Le Gabian Déchaîné - PI n°12

Mis à jour : 2 juil. 2019


Chère tante Mado,

Voici en quelques mots les maux du village à connaître avant de nous rendre visite. Redoutant une expulsion manu militari dès la fin de la trêve d’hiver, notre rorqual qui squattait indûment la plage de la Courtade est parti à l’insu de son plein gré. Les adieux furent odorants et coûteux. Quand tu reviendras sur l’île, tu iras dans la villa du commandant si tu veux voir le toubib, à la poste si tu veux déposer une plainte et à la mairie si tu désires envoyer un recommandé où retirer des sous. A ce titre, prends tes précautions car tu n’auras pas plus de 350 euros par semaine et vu qu’il n’y a plus guère d’oseille sous les matelas en ces temps de disette… Autre chose, le village est un gruyère en ce moment avec des tuyaux partout. Certains pensent que c’est pour le sealine, mais les plus avisés se demandent, en ce début d’ouverture de la saison, si ce n’est pas une nouvelle attraction pour les touristes. Nous avons eu la fête de la soupe, sans la grimace. Tu as raté un événement ! Au théâtre, sous le Pin de Charles, il a manqué des chaises pour le public qui n’a point pandiculé devant nos acteurs hardis. Cela en a même émoustillé quelques-uns… Un dauphin, qui a fait la brasse coulée dans le port, a été sauvé in extremis par des gens de bonne volonté. L’uniforme sera bientôt de rigueur du côté des terrasses de cafés et des mouvements de chaises musicales à venir devraient mettre un peu de piment sur la place. Il a été demandé aux joueurs de pétanque de viser juste, aux mères de famille d’acheter des casques, devant l’éventualité d’un déménagement de l’aire de jeux des enfants, plus haut sur la place... Les bonnes âmes, qui défendent nos droits auprès des instances z’officielles, s’inquiètent pour leur fond de culottes, au vu du nombre de réunions ou rien ne se décide… ainsi la réflexion sur la capacité de charge avance tandis que les touristes arrivent de plus en plus tôt et sont de plus en plus nombreux. Il paraît qu’internet va tout régler.

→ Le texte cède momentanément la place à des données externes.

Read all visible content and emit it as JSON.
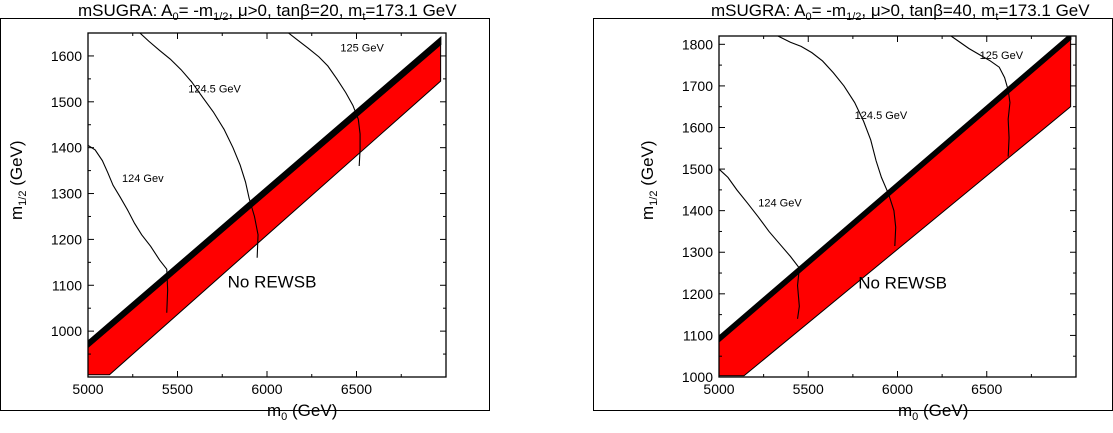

Dimanche les gnons ont remplacé les œufs de Pâques. Les esprits se sont échauffés en même temps que le barbecue grésillait sur la place du village. La fête battait son plein quand ont débarqué les pompiers et la police municipale au nom de la sécurité. Il faut dire qu’un fort vent soufflait. L’incompréhension des autochtones habitués à ce genre de manifestations a engendré de larges querelles picrocholines avec l’administration locale comme le village en a le secret. Comme tu peux le voir, tout va pour le mieux et nous t’attendons avec impatience. Ta nièce Raviquiridetout PS : Si d’aventure avec tes genoux douloureux, tu t’aventures au Musée et que tu vois des choses que ta pudeur réprouve, sache qu’il a manqué de feuilles de vigne pour les cacher.